Dummy data with numeric/factor/ordered trt:
d1 <- d2 <- d3 <- data.frame(y = log(1:9), x = 1:9, trt = rep(1:3, each = 3))
d2$trt <- factor(d2$trt)
d3$trt <- ordered(d3$trt)
Various formula specifications:
f <- list(
y ~ 1,
y ~ x,
y ~ trt,
y ~ trt + x,
y ~ trt + offset(x),
y ~ trt + x + offset(x),
y ~ trt + offset(as.numeric(trt)),
y ~ factor(trt),
y ~ factor(trt) + offset(x),
y ~ factor(x > as.numeric(trt)),
y ~ interaction(x, trt),
y ~ 0 + trt
)
Expected results for d1, d2, and d3, respectively:
ok1 <- c(FALSE, FALSE, FALSE, FALSE, FALSE, FALSE, FALSE, TRUE, TRUE, TRUE, TRUE, FALSE)
ok2 <- c(FALSE, FALSE, TRUE, FALSE, TRUE, FALSE, TRUE, TRUE, TRUE, TRUE, TRUE, TRUE)
ok3 <- ok2
Checks for lm without storing the model frame:
lm1 <- lapply(f, lm, data = d1, model = FALSE)

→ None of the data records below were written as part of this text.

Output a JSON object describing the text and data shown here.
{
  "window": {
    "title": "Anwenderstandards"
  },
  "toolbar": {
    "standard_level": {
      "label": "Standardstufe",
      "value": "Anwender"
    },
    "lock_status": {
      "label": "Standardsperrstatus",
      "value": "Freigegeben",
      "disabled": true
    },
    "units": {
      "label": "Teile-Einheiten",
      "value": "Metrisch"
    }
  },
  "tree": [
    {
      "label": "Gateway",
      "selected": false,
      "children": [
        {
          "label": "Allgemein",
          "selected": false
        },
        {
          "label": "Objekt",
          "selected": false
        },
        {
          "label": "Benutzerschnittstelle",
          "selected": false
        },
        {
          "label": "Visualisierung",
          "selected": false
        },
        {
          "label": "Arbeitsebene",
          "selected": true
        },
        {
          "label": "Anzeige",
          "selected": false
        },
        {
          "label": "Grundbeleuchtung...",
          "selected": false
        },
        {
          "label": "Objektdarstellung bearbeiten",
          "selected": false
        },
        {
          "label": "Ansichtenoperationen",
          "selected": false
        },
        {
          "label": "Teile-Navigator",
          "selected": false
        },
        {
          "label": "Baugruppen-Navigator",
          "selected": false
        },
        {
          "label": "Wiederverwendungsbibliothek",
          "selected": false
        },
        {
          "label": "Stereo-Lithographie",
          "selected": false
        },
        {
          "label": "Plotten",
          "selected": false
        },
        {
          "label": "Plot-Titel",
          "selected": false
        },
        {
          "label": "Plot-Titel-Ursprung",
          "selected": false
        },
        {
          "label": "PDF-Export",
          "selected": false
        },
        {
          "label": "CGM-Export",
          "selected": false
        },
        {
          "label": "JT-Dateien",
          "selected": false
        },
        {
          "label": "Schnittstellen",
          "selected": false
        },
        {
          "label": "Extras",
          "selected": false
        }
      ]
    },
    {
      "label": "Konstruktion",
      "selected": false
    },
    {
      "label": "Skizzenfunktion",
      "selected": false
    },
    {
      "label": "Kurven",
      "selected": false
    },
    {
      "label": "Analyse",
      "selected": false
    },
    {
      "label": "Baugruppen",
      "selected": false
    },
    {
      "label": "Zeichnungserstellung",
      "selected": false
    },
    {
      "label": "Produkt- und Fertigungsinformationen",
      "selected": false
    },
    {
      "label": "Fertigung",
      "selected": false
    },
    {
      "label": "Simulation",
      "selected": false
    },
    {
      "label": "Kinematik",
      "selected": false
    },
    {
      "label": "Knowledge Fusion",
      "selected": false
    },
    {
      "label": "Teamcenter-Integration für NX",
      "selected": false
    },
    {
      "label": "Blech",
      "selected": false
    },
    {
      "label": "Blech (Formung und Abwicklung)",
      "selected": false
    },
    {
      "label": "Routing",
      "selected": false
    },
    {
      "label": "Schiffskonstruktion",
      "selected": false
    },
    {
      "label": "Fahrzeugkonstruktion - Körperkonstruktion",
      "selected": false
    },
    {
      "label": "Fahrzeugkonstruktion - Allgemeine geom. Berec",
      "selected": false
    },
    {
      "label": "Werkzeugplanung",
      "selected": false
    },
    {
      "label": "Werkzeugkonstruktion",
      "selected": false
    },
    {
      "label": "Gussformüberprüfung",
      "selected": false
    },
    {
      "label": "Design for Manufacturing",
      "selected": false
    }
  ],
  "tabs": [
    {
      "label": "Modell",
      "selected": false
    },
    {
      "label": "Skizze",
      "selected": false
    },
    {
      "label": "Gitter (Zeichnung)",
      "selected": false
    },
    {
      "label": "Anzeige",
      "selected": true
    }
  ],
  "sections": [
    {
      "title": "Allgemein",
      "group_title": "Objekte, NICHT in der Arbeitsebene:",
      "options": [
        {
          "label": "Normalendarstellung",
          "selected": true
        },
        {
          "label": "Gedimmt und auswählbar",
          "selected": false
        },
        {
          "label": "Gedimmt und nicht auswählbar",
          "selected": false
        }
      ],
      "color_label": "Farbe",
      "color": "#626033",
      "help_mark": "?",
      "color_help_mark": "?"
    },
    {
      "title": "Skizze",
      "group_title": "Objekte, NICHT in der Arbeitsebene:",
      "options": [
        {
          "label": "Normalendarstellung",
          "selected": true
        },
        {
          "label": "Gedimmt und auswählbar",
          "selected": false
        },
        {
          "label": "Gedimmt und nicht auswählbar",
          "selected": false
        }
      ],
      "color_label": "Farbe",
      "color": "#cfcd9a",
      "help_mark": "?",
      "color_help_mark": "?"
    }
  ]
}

identical(sapply(lm1, one_factor), ok1)
## [1] TRUE
lm2 <- lapply(f, lm, data = d2, model = FALSE)
identical(sapply(lm2, one_factor), ok2)
## [1] TRUE
lm3 <- lapply(f, lm, data = d3, model = FALSE)

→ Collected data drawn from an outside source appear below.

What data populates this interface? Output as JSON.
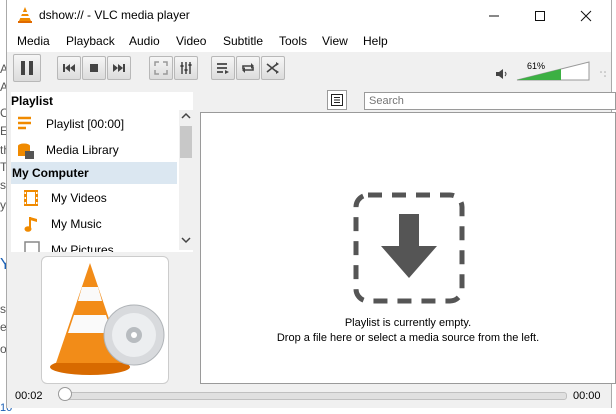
{
  "window": {
    "title": "dshow:// - VLC media player"
  },
  "menu": [
    "Media",
    "Playback",
    "Audio",
    "Video",
    "Subtitle",
    "Tools",
    "View",
    "Help"
  ],
  "volume": {
    "percent_label": "61%",
    "level": 0.61
  },
  "search": {
    "placeholder": "Search"
  },
  "sidebar": {
    "playlist_header": "Playlist",
    "playlist_items": [
      {
        "label": "Playlist [00:00]",
        "icon": "playlist-icon"
      },
      {
        "label": "Media Library",
        "icon": "media-library-icon"
      }
    ],
    "computer_header": "My Computer",
    "computer_items": [
      {
        "label": "My Videos",
        "icon": "film-icon"
      },
      {
        "label": "My Music",
        "icon": "music-note-icon"
      },
      {
        "label": "My Pictures",
        "icon": "pictures-icon"
      }
    ]
  },
  "main": {
    "empty_line1": "Playlist is currently empty.",
    "empty_line2": "Drop a file here or select a media source from the left."
  },
  "status": {
    "elapsed": "00:02",
    "total": "00:00",
    "progress": 0
  },
  "behind": {
    "lines": [
      "A",
      "A",
      "C",
      "E",
      "th",
      "T",
      "s",
      "y",
      "Y",
      "s",
      "et",
      "or",
      "10"
    ]
  }
}
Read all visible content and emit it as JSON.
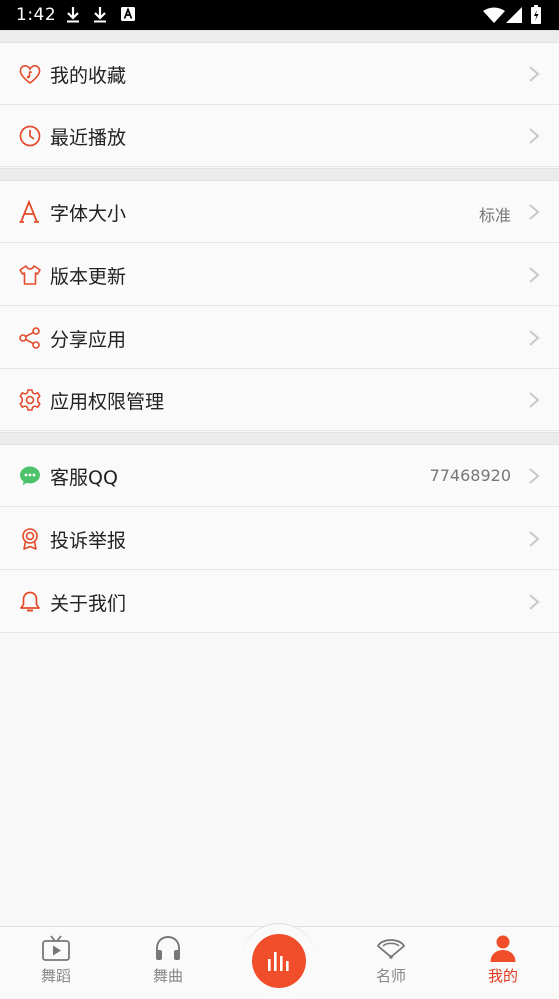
{
  "status_bar": {
    "time": "1:42",
    "left_icons": [
      "download-icon",
      "download-icon",
      "a-badge-icon"
    ],
    "right_icons": [
      "wifi-icon",
      "signal-icon",
      "battery-icon"
    ]
  },
  "menu": {
    "groups": [
      {
        "items": [
          {
            "label": "我的收藏",
            "icon": "heart-music-icon",
            "value": ""
          },
          {
            "label": "最近播放",
            "icon": "clock-icon",
            "value": ""
          }
        ]
      },
      {
        "items": [
          {
            "label": "字体大小",
            "icon": "font-icon",
            "value": "标准"
          },
          {
            "label": "版本更新",
            "icon": "shirt-icon",
            "value": ""
          },
          {
            "label": "分享应用",
            "icon": "share-icon",
            "value": ""
          },
          {
            "label": "应用权限管理",
            "icon": "gear-icon",
            "value": ""
          }
        ]
      },
      {
        "items": [
          {
            "label": "客服QQ",
            "icon": "chat-icon",
            "value": "77468920"
          },
          {
            "label": "投诉举报",
            "icon": "award-icon",
            "value": ""
          },
          {
            "label": "关于我们",
            "icon": "bell-icon",
            "value": ""
          }
        ]
      }
    ]
  },
  "tab_bar": {
    "tabs": [
      {
        "label": "舞蹈",
        "icon": "tv-play-icon",
        "active": false
      },
      {
        "label": "舞曲",
        "icon": "headphones-icon",
        "active": false
      },
      {
        "label": "",
        "icon": "sound-bars-icon",
        "active": false
      },
      {
        "label": "名师",
        "icon": "fan-icon",
        "active": false
      },
      {
        "label": "我的",
        "icon": "person-icon",
        "active": true
      }
    ]
  },
  "colors": {
    "accent": "#f04e2a",
    "active_tab": "#e03a1e",
    "chat_green": "#4cc36a",
    "status_bar": "#000000"
  }
}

identical(sapply(lm3, one_factor), ok3)
## [1] TRUE
Checks for survreg (Gaussian) and coxph. (The latter throws a lot of warnings about non-convergence which is not surprising given the dummy data structure. The checks still work as intended.)
library("survival")
d1$y <- d2$y <- d3$y <- Surv(d1$y + 0.5)
sr1 <- lapply(f, survreg, data = d1)
identical(sapply(sr1, one_factor), ok1)
## [1] TRUE
sr2 <- lapply(f, survreg, data = d2)
identical(sapply(sr2, one_factor), ok2)
## [1] TRUE
sr3 <- lapply(f, survreg, data = d3)
identical(sapply(sr3, one_factor), ok3)
## [1] TRUE
cph1 <- lapply(f, coxph, data = d1)
identical(sapply(cph1, one_factor), ok1)
## [1] TRUE
cph2 <- lapply(f, coxph, data = d2)
identical(sapply(cph2, one_factor), ok2)
## [1] TRUE
cph3 <- lapply(f, coxph, data = d3)
identical(sapply(cph3, one_factor), ok3)
## [1] TRUE
Note: If you have multi-part Formula-based objects this function might fail and the underlying tests would need to be adapted. Examples for the latter could include count regression models (zeroinfl, hurdle), multinomial logit (mlogit), instrumental variables (ivreg), heteroscedastic models (vglm, betareg, crch) etc. These might have formulas like y ~ trt | 1 or y ~ trt | trt or y ~ trt | x which may or may not still be feasible in your framework.